On systems with limited VRAM, Ollama can only load 1-2 models at a time. A naive approach (embed one memory, extract metadata for it, embed the next, extract metadata) causes constant model swapping. Each swap takes 10-40 seconds as models are loaded/unloaded from GPU memory.


The Solution

capture_context batches all work by phase, keeping each model loaded for as long as possible:

graph TD
    A[Raw session text] --> B[Phase 1: LLM Decomposition]
    B --> C["Extract atomic memories<br/>(e.g. 'Decided to use Redis' + 'Sarah considering leaving')"]
    C --> D[Phase 2: Batch Embeddings]
    D --> E["Embed ALL items at once<br/>(nomic-embed-text stays loaded)"]
    E --> F[Phase 3: Batch Metadata]
    F --> G["Extract metadata for ALL items<br/>(qwen2.5:32b stays loaded)"]
    G --> H[Phase 4: Store All]
    H --> I["Insert via db_store_deduped()<br/>(dedup check per memory)"]

Phase 1: LLM Decomposition

If METADATA_LLM_MODEL is set, the raw session text is sent to the LLM with instructions to extract atomic, self-contained memories. A paragraph about three topics becomes three separate memories.

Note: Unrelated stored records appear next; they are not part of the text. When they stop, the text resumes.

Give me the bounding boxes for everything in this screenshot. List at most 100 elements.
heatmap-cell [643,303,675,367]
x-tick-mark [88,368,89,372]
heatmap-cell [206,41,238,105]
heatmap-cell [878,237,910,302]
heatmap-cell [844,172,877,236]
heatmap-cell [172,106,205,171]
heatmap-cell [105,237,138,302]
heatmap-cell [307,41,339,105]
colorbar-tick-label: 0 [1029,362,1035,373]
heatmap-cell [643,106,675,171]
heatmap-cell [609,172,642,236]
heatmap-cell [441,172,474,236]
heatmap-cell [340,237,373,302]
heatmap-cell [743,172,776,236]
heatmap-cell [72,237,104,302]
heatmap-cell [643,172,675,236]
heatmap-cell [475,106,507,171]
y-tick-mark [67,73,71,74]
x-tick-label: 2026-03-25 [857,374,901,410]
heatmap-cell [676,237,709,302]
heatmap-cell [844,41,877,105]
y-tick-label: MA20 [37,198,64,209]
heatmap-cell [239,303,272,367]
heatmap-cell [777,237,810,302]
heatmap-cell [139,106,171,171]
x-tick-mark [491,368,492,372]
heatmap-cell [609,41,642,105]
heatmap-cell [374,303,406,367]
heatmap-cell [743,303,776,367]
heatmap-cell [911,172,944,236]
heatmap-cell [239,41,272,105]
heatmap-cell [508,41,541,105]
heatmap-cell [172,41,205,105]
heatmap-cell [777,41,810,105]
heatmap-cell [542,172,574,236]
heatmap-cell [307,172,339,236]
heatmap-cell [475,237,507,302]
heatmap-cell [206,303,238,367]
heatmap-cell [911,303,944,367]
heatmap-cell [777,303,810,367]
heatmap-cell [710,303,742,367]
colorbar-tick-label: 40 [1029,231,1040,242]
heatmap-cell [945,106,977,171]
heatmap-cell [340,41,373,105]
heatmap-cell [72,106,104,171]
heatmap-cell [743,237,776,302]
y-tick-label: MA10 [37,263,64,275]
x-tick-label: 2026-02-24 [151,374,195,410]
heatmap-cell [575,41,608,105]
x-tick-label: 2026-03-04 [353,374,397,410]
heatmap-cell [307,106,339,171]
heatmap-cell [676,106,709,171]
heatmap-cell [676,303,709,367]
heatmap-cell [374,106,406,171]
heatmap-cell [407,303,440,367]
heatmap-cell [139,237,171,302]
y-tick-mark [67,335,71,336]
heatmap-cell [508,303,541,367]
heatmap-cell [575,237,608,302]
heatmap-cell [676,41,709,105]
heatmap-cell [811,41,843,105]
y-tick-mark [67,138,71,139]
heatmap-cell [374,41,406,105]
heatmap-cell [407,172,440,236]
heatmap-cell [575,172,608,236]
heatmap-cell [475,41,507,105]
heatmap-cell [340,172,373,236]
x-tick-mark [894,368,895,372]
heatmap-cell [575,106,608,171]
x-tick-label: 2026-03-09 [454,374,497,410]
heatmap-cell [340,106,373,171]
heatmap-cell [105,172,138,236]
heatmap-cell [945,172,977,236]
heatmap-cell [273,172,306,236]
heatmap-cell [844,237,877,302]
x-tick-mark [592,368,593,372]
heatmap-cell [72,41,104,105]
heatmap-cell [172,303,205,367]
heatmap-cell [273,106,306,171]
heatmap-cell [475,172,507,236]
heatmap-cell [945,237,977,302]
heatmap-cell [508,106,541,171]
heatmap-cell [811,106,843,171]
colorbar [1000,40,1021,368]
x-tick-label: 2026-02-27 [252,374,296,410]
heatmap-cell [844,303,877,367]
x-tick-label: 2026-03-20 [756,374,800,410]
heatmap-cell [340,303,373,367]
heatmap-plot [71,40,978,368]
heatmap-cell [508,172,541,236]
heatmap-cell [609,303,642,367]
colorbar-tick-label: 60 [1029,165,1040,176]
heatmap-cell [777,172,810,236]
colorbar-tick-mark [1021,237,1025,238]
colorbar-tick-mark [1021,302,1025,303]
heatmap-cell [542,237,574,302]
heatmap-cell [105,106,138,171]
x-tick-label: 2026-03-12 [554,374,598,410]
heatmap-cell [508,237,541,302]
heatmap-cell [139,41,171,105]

Fallback: If the LLM is unavailable, the entire text is stored as a single memory.

Phase 2: Batch Embeddings

All extracted items are embedded in sequence while nomic-embed-text is loaded. No model swaps happen during this phase.

Phase 3: Batch Metadata

Once all embeddings are done, the metadata LLM is loaded and extracts type/people/topics/action_items for all items in sequence.

Phase 4: Store

All memories are inserted into PostgreSQL with deduplication checks.


Performance Impact

Scenario Without Batching With Batching
5 memories, dual model ~200s (constant swaps) ~15s
5 memories, single model ~10s ~8s
Model loads per capture 2 × N memories 2 total

Configuration

Batching is automatic when METADATA_LLM_MODEL is set. For best results:

OLLAMA_MAX_LOADED_MODELS=2

This tells Ollama to keep both models in VRAM simultaneously, eliminating even the initial swap penalty.